SPIRS
URL: https://github.com/bshmueli/SPIRS
Description
SPIRS is a high-quality sarcasm dataset containing 15,000 sarcastic tweets and 15,000 non-sarcastic tweets, totaling 30,000 samples. The dataset was collected using a novel data capturing method called reactive supervision, which enables the collection of both intended and perceived sarcasm. This unique approach allows for a richer context in sarcasm detection tasks.
Dataset Details
- SPIRS stands for Sarcasm, Perceived and Intended, by Reactive Supervision.

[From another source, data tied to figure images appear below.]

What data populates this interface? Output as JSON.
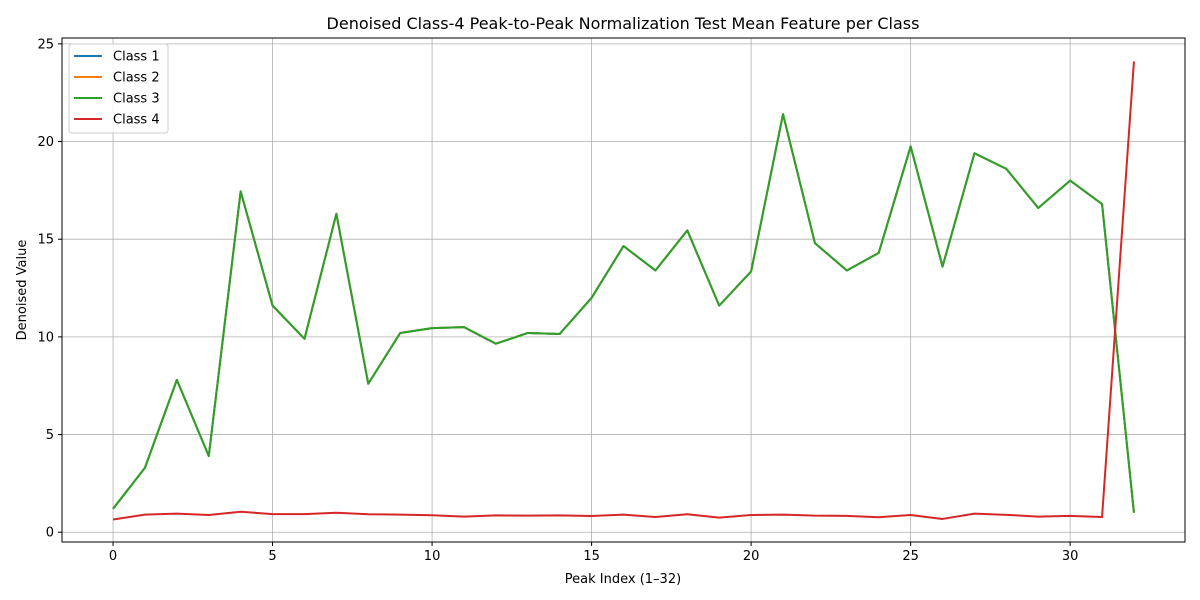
{
  "chart_data": {
    "type": "line",
    "title": "Denoised Class-4 Peak-to-Peak Normalization Test Mean Feature per Class",
    "xlabel": "Peak Index (1–32)",
    "ylabel": "Denoised Value",
    "xlim": [
      -1.6,
      33.6
    ],
    "ylim": [
      -0.5,
      25.3
    ],
    "xticks": [
      0,
      5,
      10,
      15,
      20,
      25,
      30
    ],
    "yticks": [
      0,
      5,
      10,
      15,
      20,
      25
    ],
    "grid": true,
    "legend_position": "top-left",
    "x": [
      0,
      1,
      2,
      3,
      4,
      5,
      6,
      7,
      8,
      9,
      10,
      11,
      12,
      13,
      14,
      15,
      16,
      17,
      18,
      19,
      20,
      21,
      22,
      23,
      24,
      25,
      26,
      27,
      28,
      29,
      30,
      31,
      32
    ],
    "series": [
      {
        "name": "Class 1",
        "color": "#1f77b4",
        "values": [
          1.2,
          3.3,
          7.8,
          3.9,
          17.45,
          11.6,
          9.9,
          16.3,
          7.6,
          10.2,
          10.45,
          10.5,
          9.65,
          10.2,
          10.15,
          12.0,
          14.65,
          13.4,
          15.45,
          11.6,
          13.35,
          21.4,
          14.8,
          13.4,
          14.3,
          19.75,
          13.6,
          19.4,
          18.6,
          16.6,
          18.0,
          16.8,
          1.0
        ]
      },
      {
        "name": "Class 2",
        "color": "#ff7f0e",
        "values": [
          1.2,
          3.3,
          7.8,
          3.9,
          17.45,
          11.6,
          9.9,
          16.3,
          7.6,
          10.2,
          10.45,
          10.5,
          9.65,
          10.2,
          10.15,
          12.0,
          14.65,
          13.4,
          15.45,
          11.6,
          13.35,
          21.4,
          14.8,
          13.4,
          14.3,
          19.75,
          13.6,
          19.4,
          18.6,
          16.6,
          18.0,
          16.8,
          1.0
        ]
      },
      {
        "name": "Class 3",
        "color": "#2ca02c",
        "values": [
          1.2,
          3.3,
          7.8,
          3.9,
          17.45,
          11.6,
          9.9,
          16.3,
          7.6,
          10.2,
          10.45,
          10.5,
          9.65,
          10.2,
          10.15,
          12.0,
          14.65,
          13.4,
          15.45,
          11.6,
          13.35,
          21.4,
          14.8,
          13.4,
          14.3,
          19.75,
          13.6,
          19.4,
          18.6,
          16.6,
          18.0,
          16.8,
          1.0
        ]
      },
      {
        "name": "Class 4",
        "color": "#d62728",
        "values": [
          0.65,
          0.9,
          0.95,
          0.88,
          1.05,
          0.93,
          0.93,
          1.0,
          0.92,
          0.9,
          0.87,
          0.8,
          0.86,
          0.85,
          0.86,
          0.83,
          0.9,
          0.78,
          0.92,
          0.75,
          0.88,
          0.9,
          0.85,
          0.84,
          0.77,
          0.88,
          0.68,
          0.95,
          0.89,
          0.8,
          0.84,
          0.78,
          24.1
        ]
      }
    ]
  }
}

- The dataset includes two files:
SPIRS-sarcastic-ids.csv: Contains 15,000 sarcastic tweet IDs (positive samples).SPIRS-non-sarcastic-ids.csv: Contains 15,000 non-sarcastic tweet IDs (negative samples).

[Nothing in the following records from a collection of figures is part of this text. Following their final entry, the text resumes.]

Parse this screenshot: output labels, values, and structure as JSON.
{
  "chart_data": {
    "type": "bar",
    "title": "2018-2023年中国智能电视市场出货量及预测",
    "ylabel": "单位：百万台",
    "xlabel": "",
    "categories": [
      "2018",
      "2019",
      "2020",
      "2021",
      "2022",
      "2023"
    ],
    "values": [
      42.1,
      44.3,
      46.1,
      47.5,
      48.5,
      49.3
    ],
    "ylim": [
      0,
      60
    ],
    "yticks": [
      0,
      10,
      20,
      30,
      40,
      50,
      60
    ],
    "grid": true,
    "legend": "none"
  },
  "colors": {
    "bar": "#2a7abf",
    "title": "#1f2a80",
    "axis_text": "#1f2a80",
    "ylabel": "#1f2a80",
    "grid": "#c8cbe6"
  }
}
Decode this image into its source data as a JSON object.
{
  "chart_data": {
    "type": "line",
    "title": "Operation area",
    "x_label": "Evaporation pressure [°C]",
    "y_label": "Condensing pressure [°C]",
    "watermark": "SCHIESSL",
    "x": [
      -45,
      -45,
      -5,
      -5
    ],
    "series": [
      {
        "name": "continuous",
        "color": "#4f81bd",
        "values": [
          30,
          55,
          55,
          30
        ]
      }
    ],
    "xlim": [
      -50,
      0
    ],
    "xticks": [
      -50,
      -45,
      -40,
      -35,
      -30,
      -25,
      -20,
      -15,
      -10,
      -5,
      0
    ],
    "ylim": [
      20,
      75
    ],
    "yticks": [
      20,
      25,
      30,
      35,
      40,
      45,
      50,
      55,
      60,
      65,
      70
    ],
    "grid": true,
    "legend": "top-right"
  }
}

- Additional metadata for sarcastic tweets includes:
- Sarcasm perspective (intended or perceived).
- Author sequence.
- Contextual tweet IDs (cue, oblivious, and eliciting tweets).
Key Features
- Reactive Supervision: A method allowing the collection of both intended and perceived sarcasm texts.

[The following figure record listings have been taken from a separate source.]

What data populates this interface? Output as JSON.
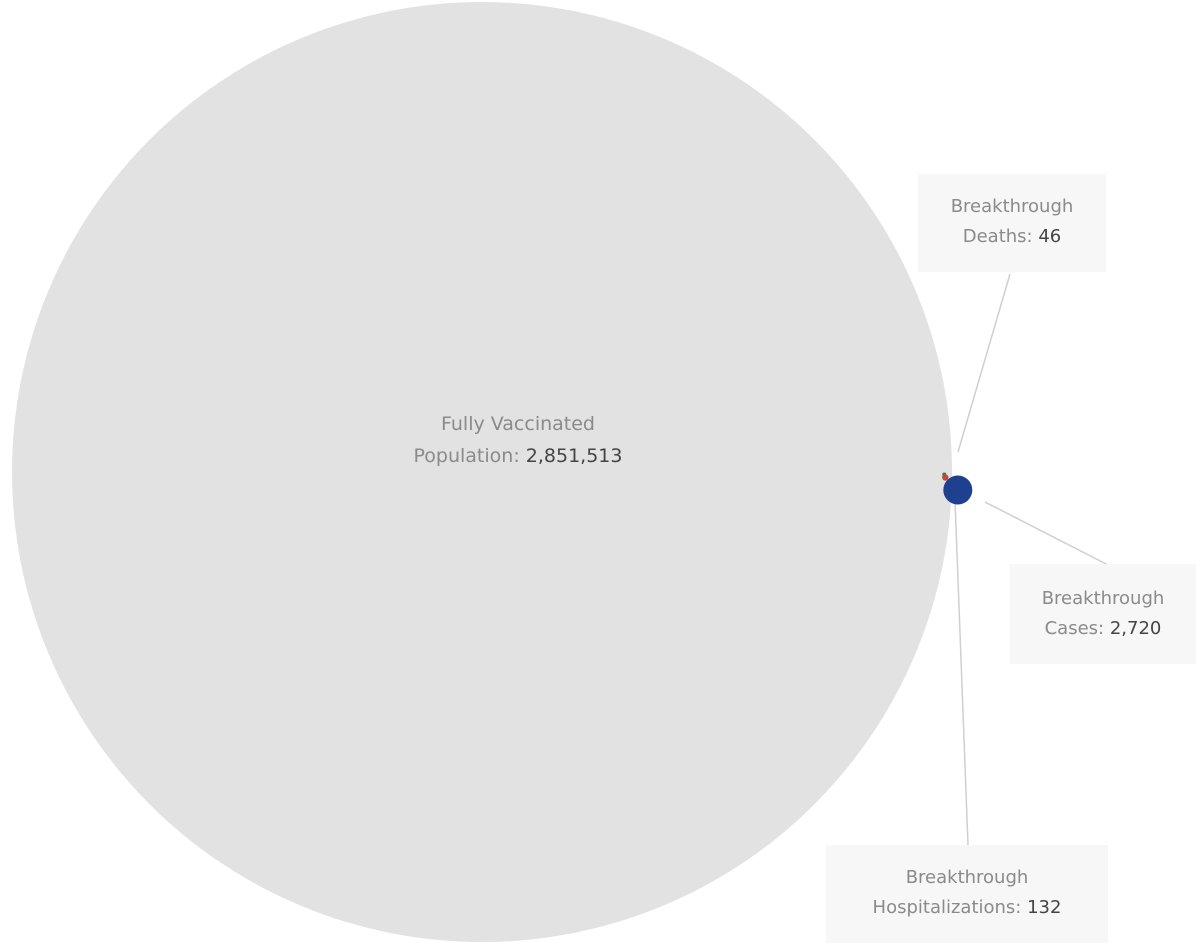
{
  "chart_data": {
    "type": "bubble",
    "title": "",
    "colors": {
      "population": "#e2e2e2",
      "cases": "#1f3f8f",
      "hospitalizations": "#c04a3a",
      "deaths": "#2e7d4f",
      "leader": "#cfcfcf",
      "callout_bg": "#f7f7f7"
    },
    "items": [
      {
        "key": "population",
        "label_line1": "Fully Vaccinated",
        "label_line2": "Population:",
        "value": 2851513,
        "value_text": "2,851,513"
      },
      {
        "key": "cases",
        "label_line1": "Breakthrough",
        "label_line2": "Cases:",
        "value": 2720,
        "value_text": "2,720"
      },
      {
        "key": "hospitalizations",
        "label_line1": "Breakthrough",
        "label_line2": "Hospitalizations:",
        "value": 132,
        "value_text": "132"
      },
      {
        "key": "deaths",
        "label_line1": "Breakthrough",
        "label_line2": "Deaths:",
        "value": 46,
        "value_text": "46"
      }
    ]
  }
}
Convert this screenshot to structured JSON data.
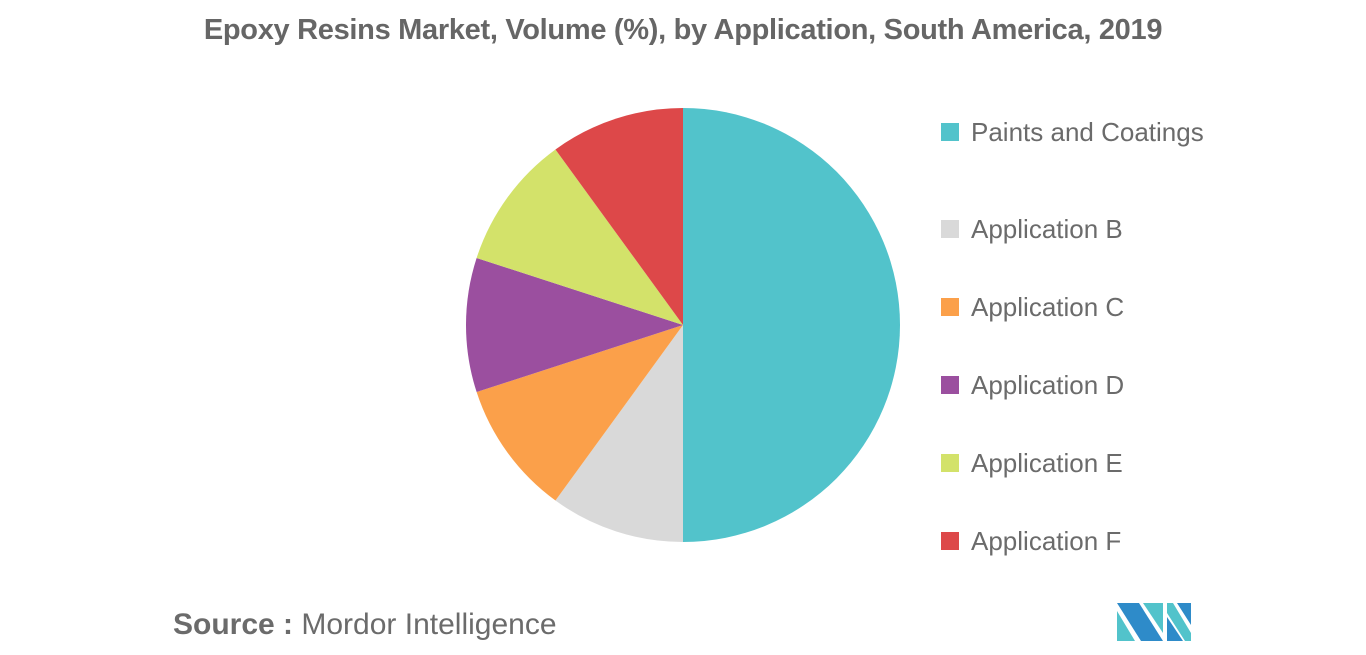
{
  "title": "Epoxy Resins Market, Volume (%), by Application, South America, 2019",
  "legend": [
    {
      "label": "Paints and Coatings",
      "color": "#52C3CB"
    },
    {
      "label": "Application B",
      "color": "#D9D9D9"
    },
    {
      "label": "Application C",
      "color": "#FBA04A"
    },
    {
      "label": "Application D",
      "color": "#9B4F9F"
    },
    {
      "label": "Application E",
      "color": "#D3E26A"
    },
    {
      "label": "Application F",
      "color": "#DD4849"
    }
  ],
  "source": {
    "key": "Source :",
    "value": "Mordor Intelligence"
  },
  "logo": {
    "name": "Mordor Intelligence logo",
    "colors": [
      "#2E8BC9",
      "#52C3CB"
    ]
  },
  "chart_data": {
    "type": "pie",
    "title": "Epoxy Resins Market, Volume (%), by Application, South America, 2019",
    "categories": [
      "Paints and Coatings",
      "Application B",
      "Application C",
      "Application D",
      "Application E",
      "Application F"
    ],
    "values": [
      50,
      10,
      10,
      10,
      10,
      10
    ],
    "colors": [
      "#52C3CB",
      "#D9D9D9",
      "#FBA04A",
      "#9B4F9F",
      "#D3E26A",
      "#DD4849"
    ],
    "start_angle_deg": 0,
    "direction": "clockwise from 12 o'clock",
    "legend_position": "right",
    "data_labels": false,
    "source": "Mordor Intelligence"
  }
}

- Rich Context: Includes contextual information that can help better understand sarcasm, such as author sequence and related tweets.
- Research: The dataset is explained in detail in the reactive supervision paper, and more insights can be found in the Medium article or the YouTube video.
Dataset Size
SPIRS-non-sarcastic-ids.csv: 673 KBSPIRS-sarcastic-ids.csv: 1.31 MB
Methods
No specific methods information is provided in the repository.
Results
No specific results information is provided in the repository.
Models
No specific models information is provided in the repository.